Opis ogólny

Gotowe do użycia cząstki lentiwirusowe dCas9-VP64 umożliwiają natychmiastową transdukcję szerokiego zakresu linii komórkowych. Cząsteczki lentiwirusowe dCas9-VP64 wydajnie i stabilnie integrują dCas9-VP64 i kasetę oporności na blastycydynę połączoną peptydem 2A i napędzaną przez promotor EF1 alfa (EF1a-dCas9-VP64-2A-Blastycydyna) dla silnej ekspresji zarówno w dzielących się jak i nie dzielących się liniach komórkowych. Są one idealne do uniknięcia żmudnego procesu produkcji lentiwirusów i stanowią jedną z części trzyczęściowego systemu CRISPR z pojedynczymi dCas9-VP64. MS2-p65-HSF1 i wektorami ekspresji gRNA.
Aby zamówić gRNA w dowolnym formacie, kliknij tutaj

Zastosowanie

Funkcjonalna genomika/walidacja celu
– Bezstronne badania genetyczne
– Silna aktywacja transkrypcyjna w wielu liniach komórkowych
– Tworzenie linii komórkowych stabilnie wyrażających dCas9-VP64.

Cechy i korzyści

– Wysoce specyficzne i wysoce aktywne
– Zweryfikowane sekwencyjnie, wysokiej czystości cząsteczki lentiwirusowe o wysokim mianie
– Aktywacja genów poprzez aktywację transkrypcyjną, a nie nadekspresję opartą na cDNA
Dowiedz się więcej o SAM CRISPR Activators na SigmaAldrich.com/CRISPRa

Zasada

Systemy CRISPR/Cas są wykorzystywane przez bakterie i archaidy jako obrona przed inwazyjnymi wirusami i plazmidami. Ostatnio, system CRISPR/Cas typu II z bakterii Streptococcus pyogenes został przystosowany do funkcjonowania w systemach eukariotycznych przy użyciu dwóch składników molekularnych: pojedynczego białka Cas9 i niekodującego RNA prowadzącego (gRNA). Endonukleaza Cas9 może być unieczynniona (dCas9) poprzez mutacje w dwóch domenach białkowych, RuvC i HnH (odpowiednio D10A i H840A), które są odpowiedzialne za aktywność nukleazy.

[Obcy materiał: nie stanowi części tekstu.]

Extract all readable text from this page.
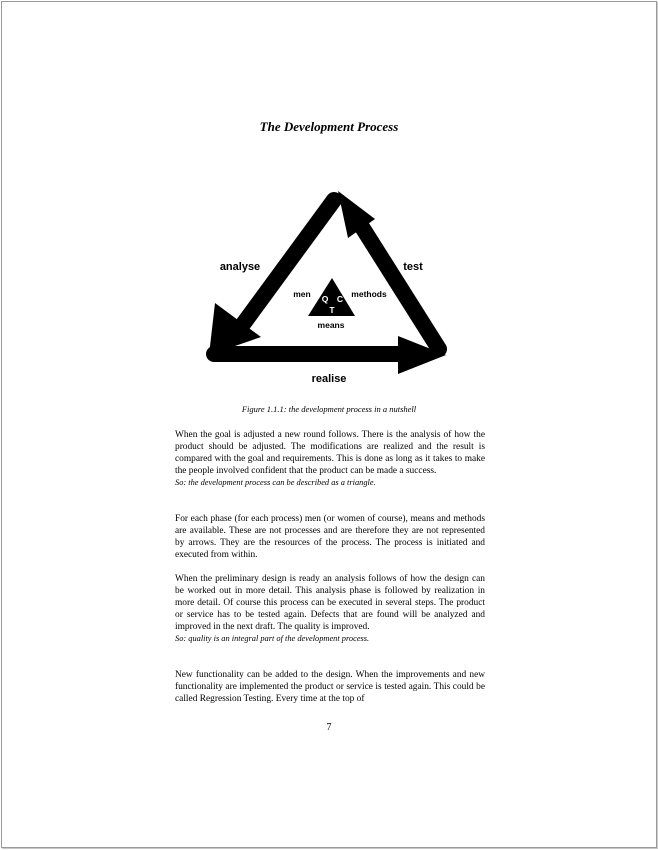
The Development Process
analyse	test
realise
Q C
T
men	methods
means
Figure 1.1.1: the development process in a nutshell

When the goal is adjusted a new round follows. There is the analysis of how the product should be adjusted. The modifications are realized and the result is compared with the goal and requirements. This is done as long as it takes to make the people involved confident that the product can be made a success.
So: the development process can be described as a triangle.

For each phase (for each process) men (or women of course), means and methods are available. These are not processes and are therefore they are not represented by arrows. They are the resources of the process. The process is initiated and executed from within.

When the preliminary design is ready an analysis follows of how the design can be worked out in more detail. This analysis phase is followed by realization in more detail. Of course this process can be executed in several steps. The product or service has to be tested again. Defects that are found will be analyzed and improved in the next draft. The quality is improved.
So: quality is an integral part of the development process.

New functionality can be added to the design. When the improvements and new functionality are implemented the product or service is tested again. This could be called Regression Testing. Every time at the top of

7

Białko pozbawione nukleazy może być następnie sprzężone z aktywatorem transkrypcyjnym VP64 i użyte w połączeniu z RNA prowadzącym zmodyfikowanym aptamerami MS2 RNA, które działają w celu rekrutacji dodatkowych koaktywatorów transkrypcyjnych p65 i HSF1. Złożony kompleks SAM jest następnie używany jako system dostarczania ładunku do docelowych promotorów genów, umożliwiając specyficzną dla danego miejsca aktywację transkrypcyjną interesującego nas genu.

Definicja jednostki

VP/mL jest jednostką miary stężenia dla miana wirusa szacowanego za pomocą testu p24.